Arzneistoffe wirken derzeit meist in denjenigen Bindetaschen von Rezeptoren, an die auch körpereigene Botenstoffe andocken. Die räumlichen Anordnungen der bisher genutzten Bindetaschen sind häufig sehr ähnlich, so dass Arzneistoffe oft zu wenig selektiv sind. Dadurch steigt die Gefahr von Nebenwirkungen. Das Forschungsprojekt „Glue“ sucht nun systematisch nach alternativen Bindetaschen an Arzneimittelrezeptoren und erforscht deren Eignung für die Wirkstoffentwicklung. Dies erläuterte der Pharmakologe Professor Moritz Bünemann, Sprecher des „Glue“-Projektes.

Bünemann machte deutlich, dass die in dem Projekt zu erforschenden Rezeptoren eine wichtige Rolle als Arzneimittel-Angriffspunkte spielen, denn ein Drittel aller Wirkstoffe von Arzneimitteln binden an Vertreter dieser „Rezeptor-Familie“. Die Rezeptoren sind in der äußeren Zellhülle angesiedelt und empfangen dort Botenstoffe wie Adrenalin, Duftstoffe oder Licht.

Grundlage der Forschung ist die Kenntnis der dreidimensionalen Struktur ausgewählter pharmakologisch interessanter Rezeptoren.

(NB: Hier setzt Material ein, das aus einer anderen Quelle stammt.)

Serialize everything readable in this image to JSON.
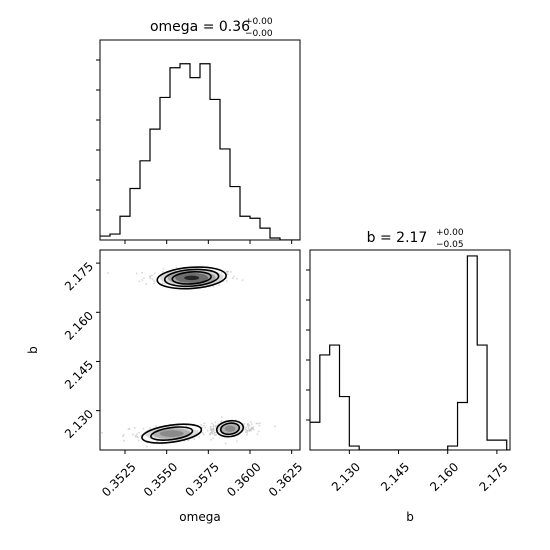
{
  "chart_data": {
    "type": "corner",
    "parameters": [
      "omega",
      "b"
    ],
    "titles": {
      "omega": {
        "name": "omega",
        "value": "0.36",
        "plus": "+0.00",
        "minus": "−0.00"
      },
      "b": {
        "name": "b",
        "value": "2.17",
        "plus": "+0.00",
        "minus": "−0.05"
      }
    },
    "xlabels": {
      "omega": "omega",
      "b": "b"
    },
    "ylabel_2d": "b",
    "omega_range": [
      0.351,
      0.363
    ],
    "b_range": [
      2.118,
      2.179
    ],
    "omega_ticks": [
      "0.3525",
      "0.3550",
      "0.3575",
      "0.3600",
      "0.3625"
    ],
    "b_ticks": [
      "2.130",
      "2.145",
      "2.160",
      "2.175"
    ],
    "omega_hist": {
      "edges": [
        0.351,
        0.3516,
        0.3522,
        0.3528,
        0.3534,
        0.354,
        0.3546,
        0.3552,
        0.3558,
        0.3564,
        0.357,
        0.3576,
        0.3582,
        0.3588,
        0.3594,
        0.36,
        0.3606,
        0.3612,
        0.3618,
        0.3624,
        0.363
      ],
      "counts": [
        0.02,
        0.03,
        0.12,
        0.26,
        0.4,
        0.56,
        0.72,
        0.87,
        0.89,
        0.82,
        0.89,
        0.71,
        0.46,
        0.27,
        0.12,
        0.11,
        0.06,
        0.01,
        0.0,
        0.0
      ],
      "ymax": 1.0
    },
    "b_hist": {
      "edges": [
        2.118,
        2.121,
        2.124,
        2.127,
        2.13,
        2.133,
        2.136,
        2.139,
        2.142,
        2.145,
        2.148,
        2.151,
        2.154,
        2.157,
        2.16,
        2.163,
        2.166,
        2.169,
        2.172,
        2.175,
        2.178,
        2.181
      ],
      "counts": [
        0.14,
        0.48,
        0.53,
        0.27,
        0.02,
        0.0,
        0.0,
        0.0,
        0.0,
        0.0,
        0.0,
        0.0,
        0.0,
        0.0,
        0.02,
        0.24,
        0.98,
        0.53,
        0.05,
        0.05,
        0.0
      ],
      "ymax": 1.0
    },
    "modes_2d": [
      {
        "omega": 0.3565,
        "b": 2.1705,
        "sx": 0.0009,
        "sy": 0.0014,
        "weight": 1.0
      },
      {
        "omega": 0.3553,
        "b": 2.123,
        "sx": 0.0009,
        "sy": 0.0013,
        "weight": 0.45
      },
      {
        "omega": 0.3588,
        "b": 2.1245,
        "sx": 0.0004,
        "sy": 0.0012,
        "weight": 0.45
      }
    ]
  }
}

Forscher unterschiedlicher Disziplinen aus vier hessischen Standorten arbeiten bei „Glue“ zusammen an drei ausgewählten Rezeptoren, um Grundlagen von der Wirkstoffsynthese über die Strukturaufklärung bis hin zur Testung an Krankheitsmodellen zu erarbeiten.

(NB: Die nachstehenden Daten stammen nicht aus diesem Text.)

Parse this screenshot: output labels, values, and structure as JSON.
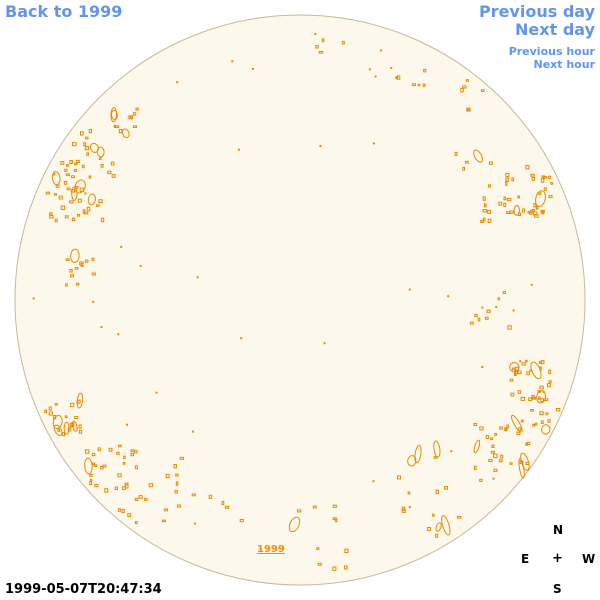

Mehr Wirkung, weniger Nebenwirkung

Neben Marburg sind daran auch Forscher der Technischen Universität Darmstadt (TU Darmstadt), des Max-Planck-Institutes für Herz und Lungenforschung in Bad Nauheim sowie der Goethe-Universität Frankfurt beteiligt. Arbeitsgruppen der computergestützten Wirkstoffforschung, der pharmazeutischen Chemie, Biochemie, Strukturbiologie und Pharmakologie arbeiten zusammen. „Glue wird“ mit 4,4 Millionen Euro für eine Laufzeit bis 2023 gefördert.

Im von der TU Darmstadt koordinierten Projekt „Trabita“ geht es darum, die Struktur von flexiblen Bindetaschen zu erforschen, um die Wirkung von Medikamenten zu verbessern. Diese Struktur zu verstehen, sei wichtig für die Verbesserung der Wirkung von Medikamenten oder überhaupt erst für die Ermöglichung neuer Medikamente, erläuterte der Projektkoordinator Professor Felix Hausch. Für das Projekt „Trabita“ gibt es bis 2024 insgesamt 4,5 Millionen Euro.

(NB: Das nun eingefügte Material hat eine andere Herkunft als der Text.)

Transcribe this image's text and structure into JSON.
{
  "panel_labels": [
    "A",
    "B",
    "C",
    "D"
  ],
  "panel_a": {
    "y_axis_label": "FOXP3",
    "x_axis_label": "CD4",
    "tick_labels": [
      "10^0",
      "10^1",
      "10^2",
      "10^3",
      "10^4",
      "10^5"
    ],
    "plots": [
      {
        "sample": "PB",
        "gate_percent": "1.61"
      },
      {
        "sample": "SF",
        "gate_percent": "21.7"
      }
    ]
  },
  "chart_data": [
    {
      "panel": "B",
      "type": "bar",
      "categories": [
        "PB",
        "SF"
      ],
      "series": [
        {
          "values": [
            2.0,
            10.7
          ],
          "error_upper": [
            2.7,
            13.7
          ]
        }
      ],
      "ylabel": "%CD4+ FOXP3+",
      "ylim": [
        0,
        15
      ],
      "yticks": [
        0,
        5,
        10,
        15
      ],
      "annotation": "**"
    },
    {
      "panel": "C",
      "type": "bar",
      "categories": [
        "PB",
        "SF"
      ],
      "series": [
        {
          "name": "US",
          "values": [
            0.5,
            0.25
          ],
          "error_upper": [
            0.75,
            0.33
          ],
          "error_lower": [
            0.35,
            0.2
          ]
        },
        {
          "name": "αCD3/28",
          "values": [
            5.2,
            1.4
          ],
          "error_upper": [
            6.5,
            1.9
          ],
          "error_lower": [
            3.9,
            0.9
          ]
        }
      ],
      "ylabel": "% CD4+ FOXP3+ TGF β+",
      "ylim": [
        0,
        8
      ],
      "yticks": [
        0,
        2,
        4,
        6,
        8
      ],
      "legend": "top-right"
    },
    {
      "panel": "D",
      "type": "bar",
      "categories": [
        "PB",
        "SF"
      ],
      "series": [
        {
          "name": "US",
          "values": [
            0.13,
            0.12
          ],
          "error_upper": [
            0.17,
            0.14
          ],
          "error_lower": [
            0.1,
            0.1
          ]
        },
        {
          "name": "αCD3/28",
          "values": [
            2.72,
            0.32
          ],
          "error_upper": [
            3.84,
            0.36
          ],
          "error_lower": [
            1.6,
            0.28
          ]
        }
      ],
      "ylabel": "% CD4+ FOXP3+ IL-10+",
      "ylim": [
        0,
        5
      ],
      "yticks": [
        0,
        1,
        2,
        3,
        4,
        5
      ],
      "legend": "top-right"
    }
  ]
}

Landesforschungsförderprogramm „Loewe“

Das Landesforschungsförderprogramm „Loewe“ (Kurzform für Landes-Offensive zur Entwicklung wissenschaftlich-ökonomischer Exzellenz) gibt es seit zwölf Jahren. Die hessische Landesregierung will die Mittel für dieses Programm schrittweise von rund 60 Millionen Euro in diesem Jahr auf 100 Millionen Euro im Jahr 2025 erhöhen.

Neben speziellen „Loewe“-Professuren können bei dem Programm „Loewe-Exploration“ Forscher künftig neuartigen, hoch innovativen Forschungsideen nachgehen: Mit zwischen 200.000 und 300.000 Euro werden sie für zwei Jahre unterstützt, um eine unkonventionelle Hypothese oder einen radikal neuen Ansatz zu testen. Ziel ist, mit dem Förderprogramm herausragende Forscher in Hessen zu halten oder nach Hessen zu holen.